The midpoint of this range, pegged at $136.6, appears to be SOL’s current target as it gravitates towards a retest, likely to face resistance in the near term.
On the 12-hour chart, the RSI remains below the neutral 50 mark, indicating a prevailing bearish momentum with a reading of 40.57. The OBV has been on a gradual decline throughout the latter half of April, albeit showing a slight rebound in the past couple of days.
A breach of the OBV support would signify strengthening selling pressure on SOL, potentially driving prices below the range lows at $116. As per the internal structure analysis, $122 emerges as a critical support level for Solana’s price.

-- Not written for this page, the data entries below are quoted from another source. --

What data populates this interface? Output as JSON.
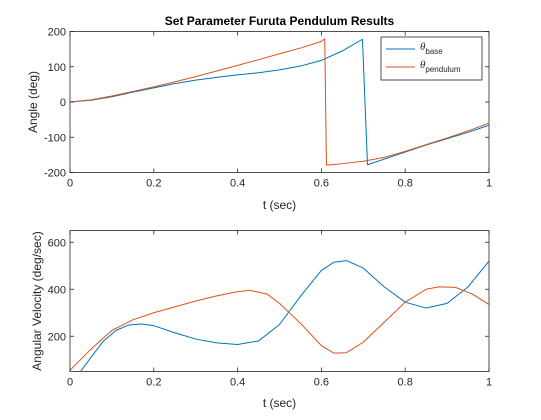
{
  "figure": {
    "background": "#ffffff"
  },
  "chart_data": [
    {
      "type": "line",
      "title": "Set Parameter Furuta Pendulum Results",
      "xlabel": "t (sec)",
      "ylabel": "Angle (deg)",
      "xlim": [
        0,
        1
      ],
      "ylim": [
        -200,
        200
      ],
      "xticks": [
        0,
        0.2,
        0.4,
        0.6,
        0.8,
        1
      ],
      "xtick_labels": [
        "0",
        "0.2",
        "0.4",
        "0.6",
        "0.8",
        "1"
      ],
      "yticks": [
        -200,
        -100,
        0,
        100,
        200
      ],
      "ytick_labels": [
        "-200",
        "-100",
        "0",
        "100",
        "200"
      ],
      "grid": false,
      "legend": {
        "placement": "top-right",
        "entries": [
          {
            "symbol": "θ",
            "subscript": "base",
            "color": "#0072BD"
          },
          {
            "symbol": "θ",
            "subscript": "pendulum",
            "color": "#D95319"
          }
        ]
      },
      "series": [
        {
          "color": "#0072BD",
          "x": [
            0,
            0.05,
            0.1,
            0.15,
            0.2,
            0.25,
            0.3,
            0.35,
            0.4,
            0.45,
            0.5,
            0.55,
            0.6,
            0.65,
            0.698,
            0.71,
            0.75,
            0.8,
            0.85,
            0.9,
            0.95,
            1.0
          ],
          "y": [
            0,
            5,
            15,
            28,
            40,
            52,
            62,
            70,
            77,
            83,
            91,
            102,
            118,
            145,
            178,
            -178,
            -162,
            -142,
            -122,
            -104,
            -86,
            -66
          ]
        },
        {
          "color": "#D95319",
          "x": [
            0,
            0.05,
            0.1,
            0.15,
            0.2,
            0.25,
            0.3,
            0.35,
            0.4,
            0.45,
            0.5,
            0.55,
            0.6,
            0.608,
            0.612,
            0.65,
            0.7,
            0.75,
            0.8,
            0.85,
            0.9,
            0.95,
            1.0
          ],
          "y": [
            0,
            6,
            17,
            30,
            43,
            57,
            72,
            88,
            104,
            120,
            137,
            153,
            172,
            179,
            -179,
            -175,
            -168,
            -157,
            -140,
            -121,
            -102,
            -82,
            -60
          ]
        }
      ]
    },
    {
      "type": "line",
      "title": "",
      "xlabel": "t (sec)",
      "ylabel": "Angular Velocity (deg/sec)",
      "xlim": [
        0,
        1
      ],
      "ylim": [
        50,
        650
      ],
      "xticks": [
        0,
        0.2,
        0.4,
        0.6,
        0.8,
        1
      ],
      "xtick_labels": [
        "0",
        "0.2",
        "0.4",
        "0.6",
        "0.8",
        "1"
      ],
      "yticks": [
        200,
        400,
        600
      ],
      "ytick_labels": [
        "200",
        "400",
        "600"
      ],
      "grid": false,
      "series": [
        {
          "color": "#0072BD",
          "x": [
            0.025,
            0.05,
            0.08,
            0.11,
            0.14,
            0.17,
            0.2,
            0.25,
            0.3,
            0.35,
            0.4,
            0.45,
            0.5,
            0.55,
            0.6,
            0.63,
            0.66,
            0.7,
            0.75,
            0.8,
            0.85,
            0.9,
            0.95,
            1.0
          ],
          "y": [
            50,
            110,
            180,
            225,
            248,
            252,
            245,
            215,
            188,
            172,
            165,
            180,
            250,
            370,
            480,
            515,
            522,
            490,
            410,
            345,
            320,
            340,
            410,
            520
          ]
        },
        {
          "color": "#D95319",
          "x": [
            0,
            0.05,
            0.1,
            0.15,
            0.2,
            0.25,
            0.3,
            0.35,
            0.4,
            0.43,
            0.47,
            0.5,
            0.55,
            0.6,
            0.63,
            0.66,
            0.7,
            0.75,
            0.8,
            0.85,
            0.88,
            0.92,
            0.96,
            1.0
          ],
          "y": [
            55,
            145,
            225,
            270,
            300,
            325,
            350,
            372,
            390,
            395,
            380,
            340,
            255,
            160,
            128,
            130,
            175,
            260,
            345,
            400,
            410,
            408,
            380,
            335
          ]
        }
      ]
    }
  ]
}
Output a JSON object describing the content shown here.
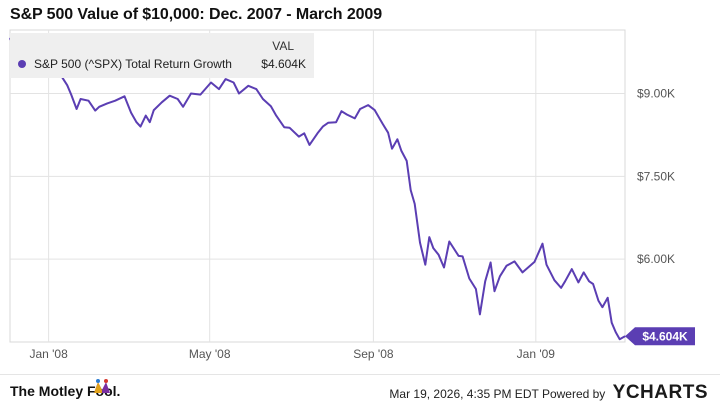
{
  "title": "S&P 500 Value of $10,000: Dec. 2007 - March 2009",
  "legend": {
    "header": "VAL",
    "series_name": "S&P 500 (^SPX) Total Return Growth",
    "series_value": "$4.604K"
  },
  "end_label": "$4.604K",
  "footer": {
    "brand": "The Motley Fool.",
    "timestamp": "Mar 19, 2026, 4:35 PM EDT",
    "powered_by": "Powered by",
    "ycharts": "YCHARTS"
  },
  "colors": {
    "line": "#5b3eb3",
    "grid": "#e3e3e3",
    "axis_text": "#555555"
  },
  "chart_data": {
    "type": "line",
    "title": "S&P 500 Value of $10,000: Dec. 2007 - March 2009",
    "xlabel": "",
    "ylabel": "",
    "x_ticks": [
      "Jan '08",
      "May '08",
      "Sep '08",
      "Jan '09"
    ],
    "y_ticks": [
      {
        "value": 9000,
        "label": "$9.00K"
      },
      {
        "value": 7500,
        "label": "$7.50K"
      },
      {
        "value": 6000,
        "label": "$6.00K"
      }
    ],
    "ylim": [
      4500,
      10150
    ],
    "xlim": [
      "2007-12-03",
      "2009-03-09"
    ],
    "grid": true,
    "legend_position": "top-left",
    "series": [
      {
        "name": "S&P 500 (^SPX) Total Return Growth",
        "points": [
          [
            "2007-12-03",
            10000
          ],
          [
            "2007-12-07",
            9810
          ],
          [
            "2007-12-11",
            9880
          ],
          [
            "2007-12-14",
            9760
          ],
          [
            "2007-12-19",
            9820
          ],
          [
            "2007-12-26",
            9790
          ],
          [
            "2007-12-31",
            9640
          ],
          [
            "2008-01-04",
            9620
          ],
          [
            "2008-01-08",
            9420
          ],
          [
            "2008-01-11",
            9300
          ],
          [
            "2008-01-15",
            9150
          ],
          [
            "2008-01-18",
            8980
          ],
          [
            "2008-01-22",
            8720
          ],
          [
            "2008-01-25",
            8900
          ],
          [
            "2008-01-31",
            8870
          ],
          [
            "2008-02-05",
            8690
          ],
          [
            "2008-02-08",
            8760
          ],
          [
            "2008-02-14",
            8820
          ],
          [
            "2008-02-20",
            8870
          ],
          [
            "2008-02-27",
            8950
          ],
          [
            "2008-03-03",
            8650
          ],
          [
            "2008-03-07",
            8480
          ],
          [
            "2008-03-10",
            8400
          ],
          [
            "2008-03-14",
            8600
          ],
          [
            "2008-03-17",
            8480
          ],
          [
            "2008-03-20",
            8700
          ],
          [
            "2008-03-26",
            8840
          ],
          [
            "2008-04-01",
            8960
          ],
          [
            "2008-04-07",
            8900
          ],
          [
            "2008-04-11",
            8760
          ],
          [
            "2008-04-17",
            9000
          ],
          [
            "2008-04-24",
            8980
          ],
          [
            "2008-05-02",
            9200
          ],
          [
            "2008-05-08",
            9080
          ],
          [
            "2008-05-13",
            9260
          ],
          [
            "2008-05-19",
            9200
          ],
          [
            "2008-05-23",
            9000
          ],
          [
            "2008-05-30",
            9140
          ],
          [
            "2008-06-05",
            9080
          ],
          [
            "2008-06-10",
            8900
          ],
          [
            "2008-06-16",
            8770
          ],
          [
            "2008-06-20",
            8600
          ],
          [
            "2008-06-26",
            8390
          ],
          [
            "2008-06-30",
            8380
          ],
          [
            "2008-07-07",
            8220
          ],
          [
            "2008-07-11",
            8280
          ],
          [
            "2008-07-15",
            8070
          ],
          [
            "2008-07-21",
            8280
          ],
          [
            "2008-07-25",
            8400
          ],
          [
            "2008-07-29",
            8470
          ],
          [
            "2008-08-04",
            8480
          ],
          [
            "2008-08-08",
            8680
          ],
          [
            "2008-08-12",
            8620
          ],
          [
            "2008-08-18",
            8550
          ],
          [
            "2008-08-22",
            8720
          ],
          [
            "2008-08-28",
            8790
          ],
          [
            "2008-09-02",
            8700
          ],
          [
            "2008-09-08",
            8450
          ],
          [
            "2008-09-12",
            8290
          ],
          [
            "2008-09-15",
            8000
          ],
          [
            "2008-09-19",
            8170
          ],
          [
            "2008-09-22",
            7960
          ],
          [
            "2008-09-26",
            7780
          ],
          [
            "2008-09-29",
            7250
          ],
          [
            "2008-10-02",
            7000
          ],
          [
            "2008-10-06",
            6300
          ],
          [
            "2008-10-10",
            5900
          ],
          [
            "2008-10-13",
            6400
          ],
          [
            "2008-10-16",
            6200
          ],
          [
            "2008-10-20",
            6080
          ],
          [
            "2008-10-24",
            5850
          ],
          [
            "2008-10-28",
            6320
          ],
          [
            "2008-11-04",
            6060
          ],
          [
            "2008-11-07",
            6050
          ],
          [
            "2008-11-12",
            5650
          ],
          [
            "2008-11-17",
            5460
          ],
          [
            "2008-11-20",
            5000
          ],
          [
            "2008-11-24",
            5600
          ],
          [
            "2008-11-28",
            5940
          ],
          [
            "2008-12-01",
            5420
          ],
          [
            "2008-12-05",
            5690
          ],
          [
            "2008-12-10",
            5880
          ],
          [
            "2008-12-16",
            5960
          ],
          [
            "2008-12-22",
            5760
          ],
          [
            "2008-12-31",
            5950
          ],
          [
            "2009-01-06",
            6280
          ],
          [
            "2009-01-09",
            5900
          ],
          [
            "2009-01-15",
            5620
          ],
          [
            "2009-01-20",
            5480
          ],
          [
            "2009-01-23",
            5600
          ],
          [
            "2009-01-28",
            5820
          ],
          [
            "2009-02-02",
            5580
          ],
          [
            "2009-02-06",
            5760
          ],
          [
            "2009-02-10",
            5600
          ],
          [
            "2009-02-13",
            5550
          ],
          [
            "2009-02-17",
            5250
          ],
          [
            "2009-02-20",
            5130
          ],
          [
            "2009-02-24",
            5300
          ],
          [
            "2009-02-27",
            4850
          ],
          [
            "2009-03-02",
            4680
          ],
          [
            "2009-03-05",
            4550
          ],
          [
            "2009-03-09",
            4604
          ]
        ]
      }
    ]
  }
}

There’s an underlying sense of fear in the market, exemplified by the movement to $116 on April 13th, followed by a rebound that suggested liquidity around $120 had already been absorbed.
Presently, the next significant liquidity pool is positioned around $100, while resistances to the upside lie at $160 and $145.
Considering the price action dynamics and technical indicators, a descent towards $100 or even $92 wouldn’t come as a surprise.